Jair Bolsonaro ampliou sua base de sustentação justamente na camada da população que mais morrerá pelos efeitos da Covid-19, uma “gripezinha” para o presidente.
Segundo o Datafolha, ele perdeu 11 pontos entre os que têm renda familiar acima de cinco salários mínimos (10% dos brasileiros), mas ganhou oito pontos nos que ganham até dois mínimos (60% da população). Na média, manteve um terço do país ao seu lado.
Boa parte do novo apoio dos mais pobres parece ter vindo da ajuda que o governo pagará, por três meses, aos informais.
Segundo estudo do Insper, se os R$ 600 chegarem a 32 milhões de pessoas, a taxa de pobreza no país despencará de 16,7% para 6% —pois muitos beneficiários ganhavam menos do que isso antes.
A epidemia do coronavírus mostra que enquanto os leitos de UTI públicos —usados por 75% da população— lotam rapidamente em várias capitais, as unidades privadas estão com taxa de ocupação ao redor de 50%.
Além de terem planos de saúde e mais leitos de UTIs à sua disposição (4,9 por 10 mil pessoas, ante 1,4 por 10 mil no SUS), os mais ricos têm maiores condições de ficar em casa, diminuindo as chances de contaminação.

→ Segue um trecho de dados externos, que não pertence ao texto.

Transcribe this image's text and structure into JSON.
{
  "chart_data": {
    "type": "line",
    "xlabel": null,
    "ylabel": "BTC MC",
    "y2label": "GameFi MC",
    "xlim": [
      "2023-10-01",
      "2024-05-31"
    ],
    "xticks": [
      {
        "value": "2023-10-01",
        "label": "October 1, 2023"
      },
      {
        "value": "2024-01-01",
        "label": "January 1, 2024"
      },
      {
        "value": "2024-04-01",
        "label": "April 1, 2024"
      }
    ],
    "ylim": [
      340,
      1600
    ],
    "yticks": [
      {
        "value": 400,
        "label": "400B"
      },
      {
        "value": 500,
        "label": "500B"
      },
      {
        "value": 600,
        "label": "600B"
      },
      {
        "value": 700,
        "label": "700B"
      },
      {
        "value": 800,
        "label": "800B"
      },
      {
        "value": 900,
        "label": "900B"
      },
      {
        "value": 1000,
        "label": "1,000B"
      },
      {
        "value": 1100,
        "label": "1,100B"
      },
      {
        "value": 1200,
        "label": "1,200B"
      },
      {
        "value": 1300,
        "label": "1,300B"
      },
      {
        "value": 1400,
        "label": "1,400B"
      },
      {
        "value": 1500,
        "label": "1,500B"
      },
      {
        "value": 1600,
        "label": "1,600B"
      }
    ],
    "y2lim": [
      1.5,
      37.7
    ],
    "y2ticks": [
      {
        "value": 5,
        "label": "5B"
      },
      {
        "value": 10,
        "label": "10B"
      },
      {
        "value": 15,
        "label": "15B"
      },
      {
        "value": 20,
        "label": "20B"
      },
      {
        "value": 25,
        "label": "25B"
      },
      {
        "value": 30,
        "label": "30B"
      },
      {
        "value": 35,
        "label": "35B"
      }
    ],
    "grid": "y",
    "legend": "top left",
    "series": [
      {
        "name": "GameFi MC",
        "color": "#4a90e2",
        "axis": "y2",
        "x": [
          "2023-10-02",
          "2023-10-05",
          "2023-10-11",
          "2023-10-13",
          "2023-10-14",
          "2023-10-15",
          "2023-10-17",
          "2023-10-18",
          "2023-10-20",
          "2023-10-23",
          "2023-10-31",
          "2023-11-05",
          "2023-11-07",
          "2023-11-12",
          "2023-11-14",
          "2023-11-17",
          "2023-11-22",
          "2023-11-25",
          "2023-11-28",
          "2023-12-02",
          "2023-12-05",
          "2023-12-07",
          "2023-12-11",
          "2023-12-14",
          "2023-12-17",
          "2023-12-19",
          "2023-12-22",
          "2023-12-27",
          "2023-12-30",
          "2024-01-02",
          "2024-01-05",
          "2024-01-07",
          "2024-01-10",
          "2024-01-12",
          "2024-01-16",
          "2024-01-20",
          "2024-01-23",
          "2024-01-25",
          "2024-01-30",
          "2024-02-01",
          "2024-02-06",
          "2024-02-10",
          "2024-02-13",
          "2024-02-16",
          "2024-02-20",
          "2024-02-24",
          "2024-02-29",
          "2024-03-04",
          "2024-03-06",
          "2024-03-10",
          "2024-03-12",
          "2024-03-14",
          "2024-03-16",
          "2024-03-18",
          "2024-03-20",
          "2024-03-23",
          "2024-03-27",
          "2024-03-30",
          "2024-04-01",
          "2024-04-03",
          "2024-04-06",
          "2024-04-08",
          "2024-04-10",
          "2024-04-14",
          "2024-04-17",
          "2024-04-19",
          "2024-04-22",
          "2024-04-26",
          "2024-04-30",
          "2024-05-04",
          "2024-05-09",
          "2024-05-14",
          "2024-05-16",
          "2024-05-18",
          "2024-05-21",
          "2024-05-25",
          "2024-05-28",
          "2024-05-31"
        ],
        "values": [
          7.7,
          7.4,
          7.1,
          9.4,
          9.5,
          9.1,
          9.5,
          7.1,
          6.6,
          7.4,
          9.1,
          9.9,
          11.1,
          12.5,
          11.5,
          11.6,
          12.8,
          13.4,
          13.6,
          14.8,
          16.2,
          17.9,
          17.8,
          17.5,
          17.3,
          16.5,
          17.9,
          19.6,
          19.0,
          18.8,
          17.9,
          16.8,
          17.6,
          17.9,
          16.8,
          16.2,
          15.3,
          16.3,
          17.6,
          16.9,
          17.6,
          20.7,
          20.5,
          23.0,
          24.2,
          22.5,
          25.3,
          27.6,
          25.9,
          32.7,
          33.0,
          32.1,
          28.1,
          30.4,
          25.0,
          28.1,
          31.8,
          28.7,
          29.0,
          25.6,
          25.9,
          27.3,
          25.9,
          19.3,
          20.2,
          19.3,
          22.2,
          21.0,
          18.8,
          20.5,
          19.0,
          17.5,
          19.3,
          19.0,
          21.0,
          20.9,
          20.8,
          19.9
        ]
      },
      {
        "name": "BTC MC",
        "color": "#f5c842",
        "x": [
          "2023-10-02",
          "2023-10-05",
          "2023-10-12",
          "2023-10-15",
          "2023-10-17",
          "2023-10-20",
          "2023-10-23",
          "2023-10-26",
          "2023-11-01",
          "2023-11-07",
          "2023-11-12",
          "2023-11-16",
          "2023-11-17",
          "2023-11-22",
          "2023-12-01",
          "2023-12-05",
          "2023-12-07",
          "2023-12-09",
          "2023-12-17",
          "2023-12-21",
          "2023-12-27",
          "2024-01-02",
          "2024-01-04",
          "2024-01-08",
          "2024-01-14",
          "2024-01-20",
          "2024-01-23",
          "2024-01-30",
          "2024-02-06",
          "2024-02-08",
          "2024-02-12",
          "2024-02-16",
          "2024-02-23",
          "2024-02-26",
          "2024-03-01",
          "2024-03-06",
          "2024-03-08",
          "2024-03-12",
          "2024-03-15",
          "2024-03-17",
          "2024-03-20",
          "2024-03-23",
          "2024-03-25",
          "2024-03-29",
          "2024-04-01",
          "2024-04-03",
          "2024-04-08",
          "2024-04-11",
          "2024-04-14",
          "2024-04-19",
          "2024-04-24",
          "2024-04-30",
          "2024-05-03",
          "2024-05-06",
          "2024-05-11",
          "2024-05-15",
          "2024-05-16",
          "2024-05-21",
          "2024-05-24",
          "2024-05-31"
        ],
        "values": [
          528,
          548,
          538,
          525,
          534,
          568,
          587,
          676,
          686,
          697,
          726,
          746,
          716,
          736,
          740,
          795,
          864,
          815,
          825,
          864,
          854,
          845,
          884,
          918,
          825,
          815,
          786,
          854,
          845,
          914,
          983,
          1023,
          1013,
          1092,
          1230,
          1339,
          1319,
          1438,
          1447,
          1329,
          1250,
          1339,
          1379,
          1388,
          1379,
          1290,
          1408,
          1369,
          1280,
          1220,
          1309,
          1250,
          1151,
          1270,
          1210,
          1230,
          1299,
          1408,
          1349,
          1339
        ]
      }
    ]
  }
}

Logo, como são mais numerosos e menos protegidos pelo sistema de saúde, os pobres tendem a morrer em maior quantidade, mesmo considerando o seu peso relativo. As cenas de Manaus, Rio e da periferia de São Paulo sugerem fortemente isso.
Muitos pobres e informais estão saindo de casa por falta de opção. Mas também porque Bolsonaro os estimula a isso todos os dias, fazendo com que o Brasil tenha agora a maior taxa de transmissão do coronavírus entre 48 países analisados pelo Imperial College, no Reino Unido.
Em um minucioso trabalho publicado no livro The Great Leveler (O Grande Nivelador), o historiador austríaco Walter Scheidel relata como episódios violentos da humanidade levaram à redução da desigualdade de renda no mundo.
Chamados por Scheidel de “quatro cavaleiros”, guerras, revoluções, Estados em colapso e pandemias teriam, ao longo da história, ou reduzido os recursos das classes altas ou dizimado muitos seres humanos, aumentado o valor da mão de obra disponível, sobretudo dos mais pobres.
Pelo pior dos motivos, pode-se pensar friamente que os efeitos da epidemia no Brasil teriam como resultado uma diminuição da desigualdade. Ou que isso talvez até faça parte do projeto de Bolsonaro, nosso grande “nivelador por baixo”, em vários sentidos.
Mas como sugere o aumento do apoio ao presidente por causa dos R$ 600, a pobreza e a desigualdade brasileiras são tão profundas, e o desemprego tão elevado, que não será uma “gripezinha" a fazer grande diferença.